Hashimoto Makoto, Rockenstein Edward, Masliah Eliezer
Department of Neurosciences, University of California, San Diego, La Jolla, California 92093, USA.
Ann N Y Acad Sci. 2003 Jun;991:171-88.
Accumulation and toxic conversion to protofibrils of alpha-synuclein has been associated with neurological disorders such as Parkinson's disease (PD), Lewy body disease, multiple system atrophy, neurodegeneration with brain iron accumulation type 1, and Alzheimer's disease. In recent years, modeling these disorders in transgenic (tg) mice and flies has helped improve understanding of the pathogenesis of these diseases and has established the basis for the development of new experimental treatments. Overexpression of alpha-synuclein in tg mice in a region- and cell-specific manner results in degeneration of selective circuitries accompanied by motor deficits and inclusion formation similar to what is found in PD and related disorders. Furthermore, studies in singly and doubly tg mice have shown that toxic conversion and accumulation can be accelerated by alpha-synuclein mutations associated with familial parkinsonism, by amyloid beta peptide 1-42 (Abeta 1-42), and by oxidative stress. In contrast, molecular chaperones such as Hsp70 and close homologues such as alpha-synuclein have been shown to suppress toxicity. Similar studies are underway to evaluate the effects of other modifying genes that might play a role in alpha-synuclein ubiquitination. Among them considerable interest has been placed on the role of molecules associated with familial parkinsonism (Parkin, UCHL-1). Furthermore, studying the targeted overexpression of alpha-synuclein and other modifier genes in the nigrostriatal and limbic system by using regulatable promoters, lentiviral vectors, and siRNA will help improve understanding of the molecular mechanisms involved in selective neuronal vulnerability, and it will aid the development of new treatments.

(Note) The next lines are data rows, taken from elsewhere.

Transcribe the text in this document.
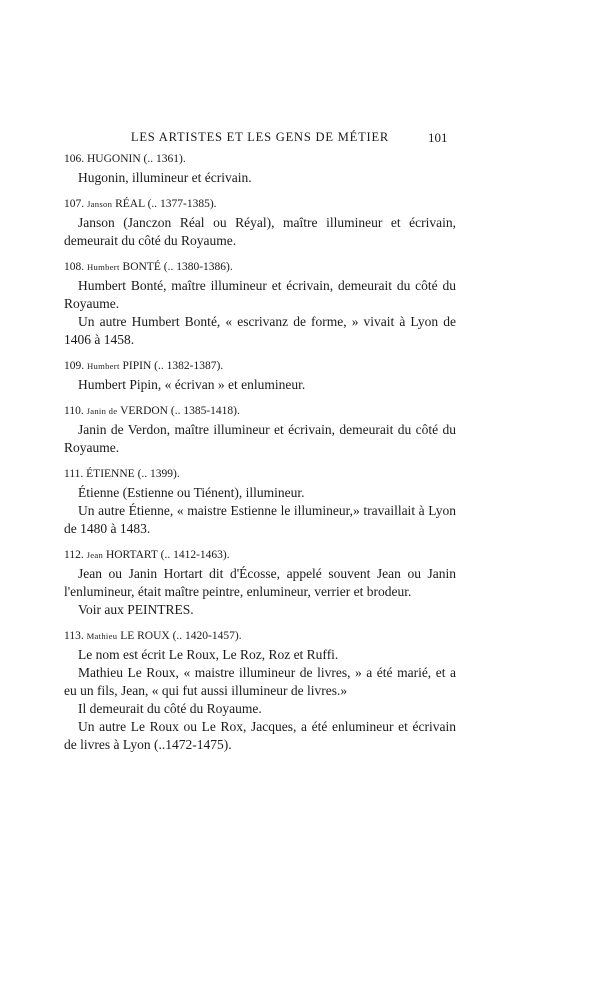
LES ARTISTES ET LES GENS DE MÉTIER	101
106. HUGONIN (.. 1361).

Hugonin, illumineur et écrivain.

107. Janson RÉAL (.. 1377-1385).

Janson (Janczon Réal ou Réyal), maître illumineur et écrivain, demeurait du côté du Royaume.

108. Humbert BONTÉ (.. 1380-1386).

Humbert Bonté, maître illumineur et écrivain, demeurait du côté du Royaume.

Un autre Humbert Bonté, « escrivanz de forme, » vivait à Lyon de 1406 à 1458.

109. Humbert PIPIN (.. 1382-1387).

Humbert Pipin, « écrivan » et enlumineur.

110. Janin de VERDON (.. 1385-1418).

Janin de Verdon, maître illumineur et écrivain, demeurait du côté du Royaume.

111. ÉTIENNE (.. 1399).

Étienne (Estienne ou Tiénent), illumineur.

Un autre Étienne, « maistre Estienne le illumineur,» travaillait à Lyon de 1480 à 1483.

112. Jean HORTART (.. 1412-1463).

Jean ou Janin Hortart dit d'Écosse, appelé souvent Jean ou Janin l'enlumineur, était maître peintre, enlumineur, verrier et brodeur.

Voir aux PEINTRES.

113. Mathieu LE ROUX (.. 1420-1457).

Le nom est écrit Le Roux, Le Roz, Roz et Ruffi.

Mathieu Le Roux, « maistre illumineur de livres, » a été marié, et a eu un fils, Jean, « qui fut aussi illumineur de livres.»

Il demeurait du côté du Royaume.

Un autre Le Roux ou Le Rox, Jacques, a été enlumineur et écrivain de livres à Lyon (..1472-1475).
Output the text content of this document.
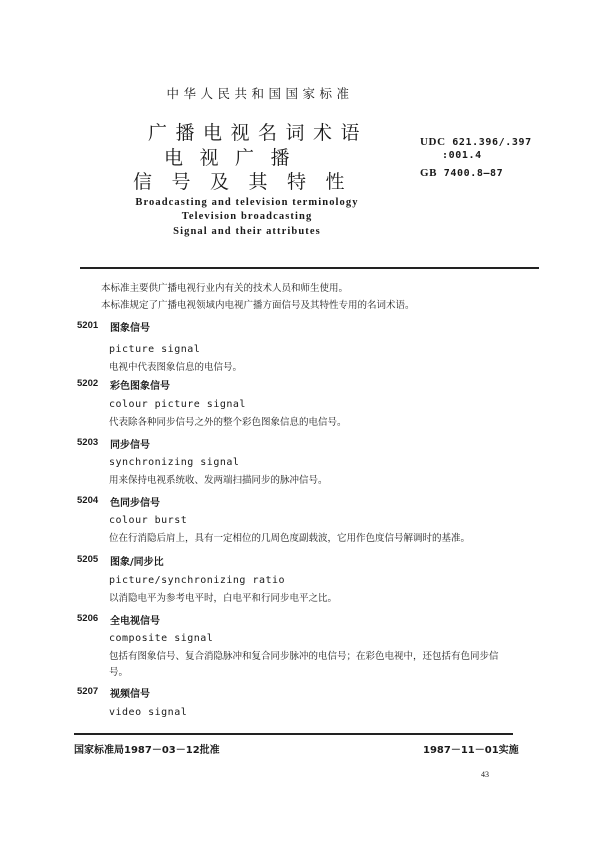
中华人民共和国国家标准
广播电视名词术语
电视广播
信号及其特性
UDC 621.396/.397
:001.4
GB 7400.8—87
Broadcasting and television terminology
Television broadcasting
Signal and their attributes
本标准主要供广播电视行业内有关的技术人员和师生使用。
本标准规定了广播电视领域内电视广播方面信号及其特性专用的名词术语。
5201 图象信号
picture signal
电视中代表图象信息的电信号。
5202 彩色图象信号
colour picture signal
代表除各种同步信号之外的整个彩色图象信息的电信号。
5203 同步信号
synchronizing signal
用来保持电视系统收、发两端扫描同步的脉冲信号。
5204 色同步信号
colour burst
位在行消隐后肩上，具有一定相位的几周色度副载波，它用作色度信号解调时的基准。
5205 图象/同步比
picture/synchronizing ratio
以消隐电平为参考电平时，白电平和行同步电平之比。
5206 全电视信号
composite signal
包括有图象信号、复合消隐脉冲和复合同步脉冲的电信号；在彩色电视中，还包括有色同步信
号。
5207 视频信号
video signal
国家标准局1987－03－12批准	1987－11－01实施
43
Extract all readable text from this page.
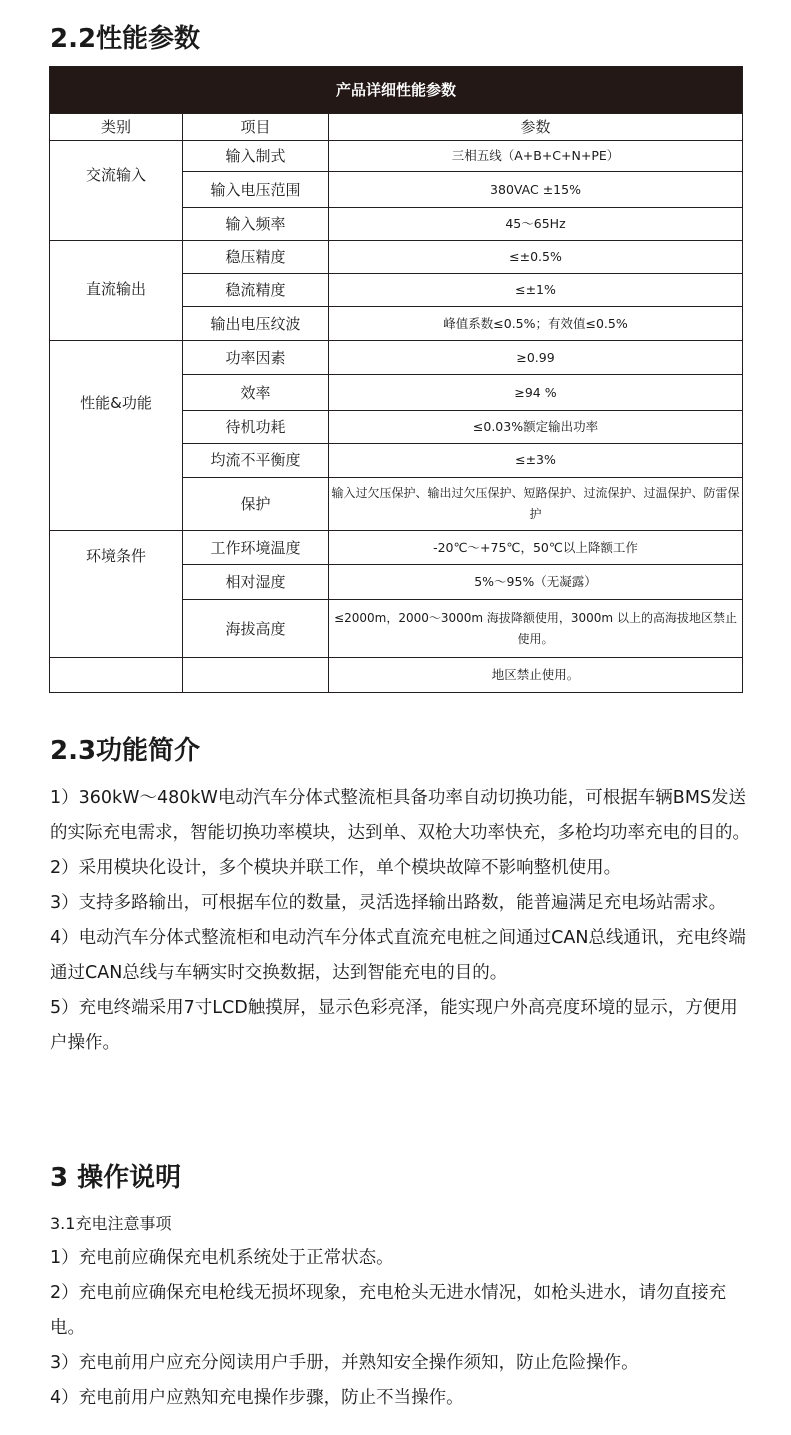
2.2性能参数
产品详细性能参数		
类别	项目	参数
交流输入	输入制式	三相五线（A+B+C+N+PE）
	输入电压范围	380VAC ±15%
	输入频率	45～65Hz
直流输出	稳压精度	≤±0.5%
	稳流精度	≤±1%
	输出电压纹波	峰值系数≤0.5%；有效值≤0.5%
性能&功能	功率因素	≥0.99
	效率	≥94 %
	待机功耗	≤0.03%额定输出功率
	均流不平衡度	≤±3%
	保护	输入过欠压保护、输出过欠压保护、短路保护、过流保护、过温保护、防雷保护
环境条件	工作环境温度	-20℃～+75℃，50℃以上降额工作
	相对湿度	5%～95%（无凝露）
	海拔高度	≤2000m，2000～3000m 海拔降额使用，3000m 以上的高海拔地区禁止使用。
		地区禁止使用。
2.3功能简介

1）360kW～480kW电动汽车分体式整流柜具备功率自动切换功能，可根据车辆BMS发送的实际充电需求，智能切换功率模块，达到单、双枪大功率快充，多枪均功率充电的目的。

2）采用模块化设计，多个模块并联工作，单个模块故障不影响整机使用。

3）支持多路输出，可根据车位的数量，灵活选择输出路数，能普遍满足充电场站需求。

4）电动汽车分体式整流柜和电动汽车分体式直流充电桩之间通过CAN总线通讯，充电终端通过CAN总线与车辆实时交换数据，达到智能充电的目的。

5）充电终端采用7寸LCD触摸屏，显示色彩亮泽，能实现户外高亮度环境的显示，方便用户操作。

3 操作说明

3.1充电注意事项

1）充电前应确保充电机系统处于正常状态。

2）充电前应确保充电枪线无损坏现象，充电枪头无进水情况，如枪头进水，请勿直接充电。

3）充电前用户应充分阅读用户手册，并熟知安全操作须知，防止危险操作。

4）充电前用户应熟知充电操作步骤，防止不当操作。
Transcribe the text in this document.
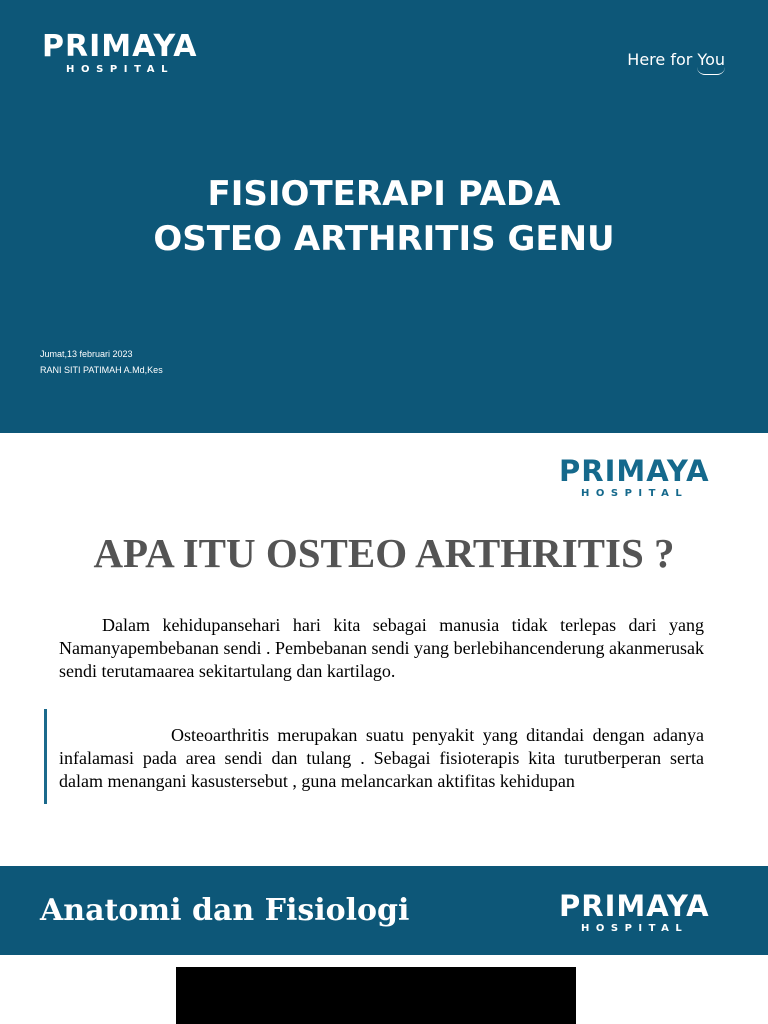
PRIMAYA
HOSPITAL
Here for You
FISIOTERAPI PADA
OSTEO ARTHRITIS GENU
Jumat,13 februari 2023
RANI SITI PATIMAH A.Md,Kes
PRIMAYA
HOSPITAL
APA ITU OSTEO ARTHRITIS ?

Dalam kehidupansehari hari kita sebagai manusia tidak terlepas dari yang Namanyapembebanan sendi . Pembebanan sendi yang berlebihancenderung akanmerusak sendi terutamaarea sekitartulang dan kartilago.

Osteoarthritis merupakan suatu penyakit yang ditandai dengan adanya infalamasi pada area sendi dan tulang . Sebagai fisioterapis kita turutberperan serta dalam menangani kasustersebut , guna melancarkan aktifitas kehidupan

Anatomi dan Fisiologi	PRIMAYA
HOSPITAL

α-突触核蛋白的积累及其向原纤维的毒性转化与帕金森病(PD)、路易体病、多系统萎缩、1型脑铁沉积神经变性和阿尔茨海默病等神经系统疾病有关。近年来,在转基因(tg)小鼠和果蝇中对这些疾病进行建模有助于增进对这些疾病发病机制的理解,并为开发新的实验性治疗方法奠定了基础。以区域和细胞特异性方式在tg小鼠中过表达α-突触核蛋白会导致选择性神经回路退化,伴有运动缺陷和包涵体形成,类似于在PD及相关疾病中所见。此外,对单基因和双基因tg小鼠的研究表明,与家族性帕金森病相关的α-突触核蛋白突变、淀粉样β肽1-42(Aβ1-42)和氧化应激可加速毒性转化和积累。相反,分子伴侣如热休克蛋白70(Hsp70)以及α-突触核蛋白等密切同源物已被证明可抑制毒性。目前正在进行类似研究,以评估其他可能在α-突触核蛋白泛素化中起作用的修饰基因的影响。其中,与家族性帕金森病相关的分子(Parkin、泛素羧基末端水解酶L1,UCHL-1)的作用备受关注。此外,通过使用可调控启动子、慢病毒载体和小干扰RNA(siRNA)研究α-突触核蛋白和其他修饰基因在黑质纹状体和边缘系统中的靶向过表达,将有助于增进对选择性神经元易损性所涉及分子机制的理解,并有助于开发新的治疗方法。